Si le marché indien représente une opportunité relativement faible pour Deutz – et s’accompagne d’une concurrence captive – pourquoi est-ce une opportunité intéressante ? Deutz espère développer ses activités sur un marché en croissance rapide et être en mesure de fournir des produits à d’autres pays d’Asie du Sud-Est. De plus, alors que le marché des moteurs décline en Europe, le maintien d’une base de fournisseurs en Inde permettra à Deutz de protéger son empreinte mondiale dans la fabrication de moteurs et de maintenir ses coûts à un niveau bas. Par conséquent, l’accord avec TAFE doit être considéré comme une démarche stratégique plus large visant à maintenir le cœur de métier des moteurs de Deutz.

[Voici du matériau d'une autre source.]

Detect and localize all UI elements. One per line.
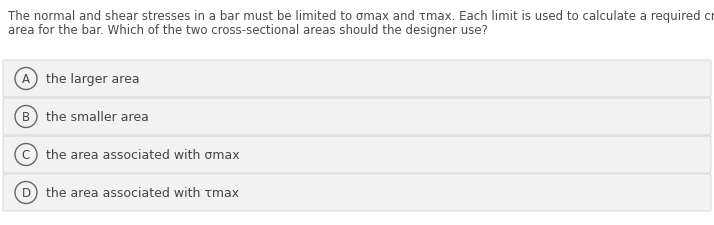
Text: the area associated with σmax: the area associated with σmax (46, 148, 240, 161)
Text: The normal and shear stresses in a bar must be limited to σmax and τmax. Each li: The normal and shear stresses in a bar m… (8, 10, 714, 23)
Ellipse shape (15, 106, 37, 128)
Text: A: A (22, 73, 30, 86)
Ellipse shape (15, 68, 37, 90)
Text: the area associated with τmax: the area associated with τmax (46, 186, 239, 199)
FancyBboxPatch shape (3, 136, 711, 173)
FancyBboxPatch shape (3, 174, 711, 211)
Ellipse shape (15, 144, 37, 166)
Text: D: D (21, 186, 31, 199)
FancyBboxPatch shape (3, 99, 711, 135)
Ellipse shape (15, 182, 37, 204)
Text: area for the bar. Which of the two cross-sectional areas should the designer use: area for the bar. Which of the two cross… (8, 24, 488, 37)
Text: the smaller area: the smaller area (46, 110, 149, 124)
Text: C: C (22, 148, 30, 161)
Text: the larger area: the larger area (46, 73, 140, 86)
Text: B: B (22, 110, 30, 124)
FancyBboxPatch shape (3, 61, 711, 98)
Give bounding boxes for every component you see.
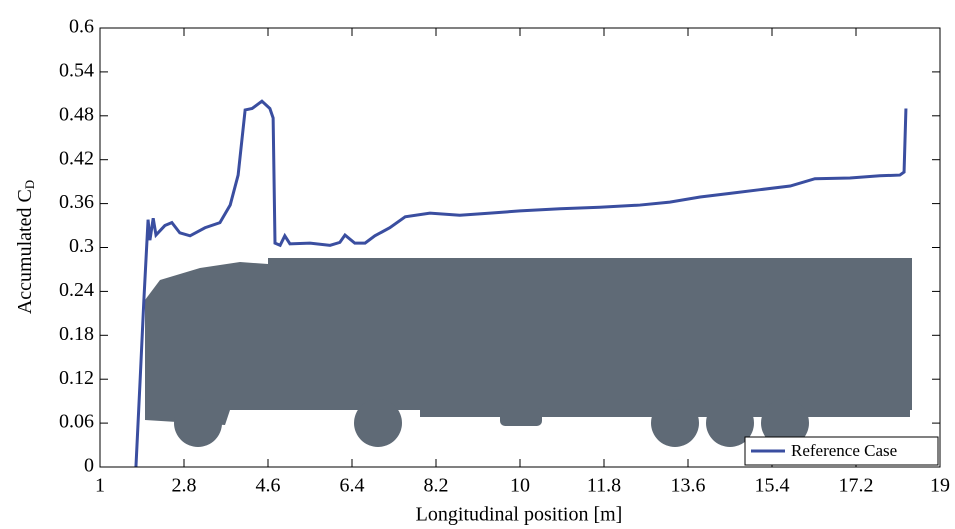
data-line xyxy=(134,99,908,468)
legend-label: Reference Case xyxy=(791,441,897,460)
y-tick-label: 0 xyxy=(84,455,94,477)
truck-image xyxy=(145,258,912,447)
x-tick-label: 11.8 xyxy=(587,475,621,497)
y-axis-label-main: Accumulated C xyxy=(14,189,36,314)
x-tick-label: 2.8 xyxy=(172,475,197,497)
y-tick-label: 0.54 xyxy=(59,59,94,81)
y-tick-label: 0.36 xyxy=(59,191,94,213)
wheel xyxy=(354,399,402,447)
x-tick-label: 17.2 xyxy=(839,475,874,497)
x-tick-label: 10 xyxy=(510,475,530,497)
x-tick-label: 6.4 xyxy=(340,475,365,497)
y-tick-label: 0.24 xyxy=(59,279,94,301)
wheel xyxy=(651,399,699,447)
wheel xyxy=(706,399,754,447)
wheel xyxy=(174,399,222,447)
truck-cab xyxy=(145,262,268,425)
plot-frame xyxy=(99,27,941,468)
x-tick-label: 19 xyxy=(930,475,950,497)
x-axis-label: Longitudinal position [m] xyxy=(416,504,623,526)
y-tick-label: 0.6 xyxy=(69,16,94,38)
y-tick-label: 0.48 xyxy=(59,103,94,125)
tank xyxy=(500,408,542,426)
x-tick-label: 4.6 xyxy=(256,475,281,497)
x-tick-label: 13.6 xyxy=(671,475,706,497)
x-tick-label: 15.4 xyxy=(755,475,790,497)
truck-trailer xyxy=(268,258,912,410)
y-tick-label: 0.42 xyxy=(59,147,94,169)
y-tick-label: 0.3 xyxy=(69,235,94,257)
x-tick-label: 8.2 xyxy=(424,475,449,497)
x-tick-label: 1 xyxy=(95,475,105,497)
y-tick-label: 0.12 xyxy=(59,367,94,389)
y-axis-label-sub: D xyxy=(22,180,37,189)
y-tick-label: 0.18 xyxy=(59,323,94,345)
y-tick-label: 0.06 xyxy=(59,411,94,433)
wheel xyxy=(761,399,809,447)
y-axis-label: Accumulated CD xyxy=(14,180,37,314)
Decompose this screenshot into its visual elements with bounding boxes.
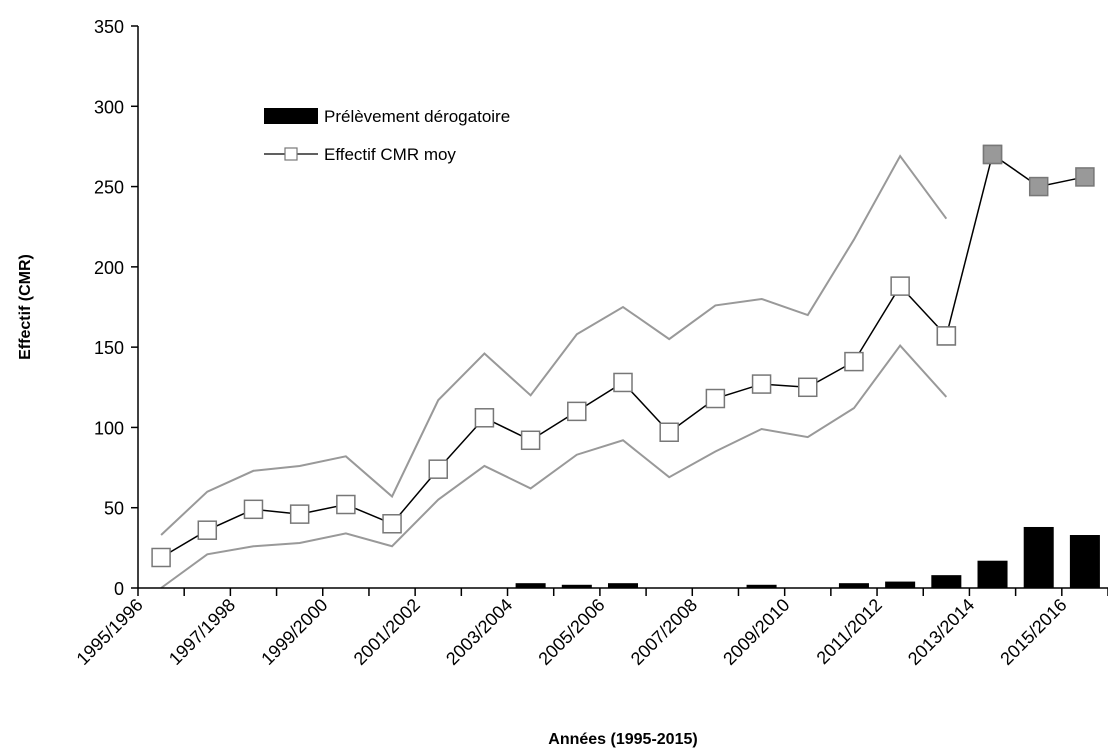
y-tick-label: 250	[94, 178, 124, 198]
x-tick-label: 1999/2000	[257, 595, 331, 669]
legend-label-line: Effectif CMR moy	[324, 145, 456, 164]
point-marker	[936, 326, 957, 346]
point-marker	[844, 351, 864, 372]
point-marker	[1075, 167, 1095, 187]
bar	[561, 584, 592, 588]
legend-marker-swatch	[284, 147, 298, 161]
x-tick-label: 2007/2008	[627, 595, 701, 669]
bound-line	[160, 154, 948, 536]
point-marker	[659, 422, 679, 442]
bar	[885, 581, 916, 588]
x-axis-title: Années (1995-2015)	[548, 731, 697, 748]
x-tick-label: 2003/2004	[442, 595, 516, 669]
bar	[1023, 526, 1054, 588]
point-marker	[982, 144, 1003, 165]
lines-layer	[151, 144, 1095, 568]
point-marker	[751, 374, 772, 394]
point-marker	[151, 547, 171, 568]
x-tick-label: 1997/1998	[165, 595, 239, 669]
y-tick-label: 200	[94, 258, 124, 278]
x-ticks: 1995/1996 1997/1998 1999/2000 2001/2002 2003…	[73, 588, 1108, 669]
legend-bar-swatch	[264, 108, 318, 124]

Enfin, l’Inde sera probablement un marché relativement important pour l’hydrogène ICE – à la fois pour les camions et les véhicules hors route à l’horizon 2035-40 – ce qui est bon pour Deutz puisqu’il a développé un programme H2 ICE.

Quelles conséquences ?

Dans l’ensemble, le partenariat avec TAFE est probablement logique pour Deutz en termes de résilience de sa chaîne d’approvisionnement mondiale en moteurs. Il est moins clair à ce stade s’il s’agira d’un marché de vente important pour les moteurs Deutz, car il existe à la fois une concurrence nationale indienne et une concurrence internationale de la part de Kubota et de Yanmar. Plus largement, Deutz a jusqu’à présent « parié gros » sur la technologie des moteurs avec sa stratégie Dual+. Il est difficile de critiquer l’une ou l’autre de ces décisions individuellement, car celle de Daimler/Rolls Royce est susceptible de réduire ses investissements dans la technologie des moteurs et l’annonce de Blue Power ouvre un nouveau marché et une nouvelle source de profit pour Deutz. Cependant, la situation dans son ensemble montre qu’il existe des inquiétudes légitimes quant à savoir si la stratégie laissera l’entreprise trop exposée au marché mondial des moteurs.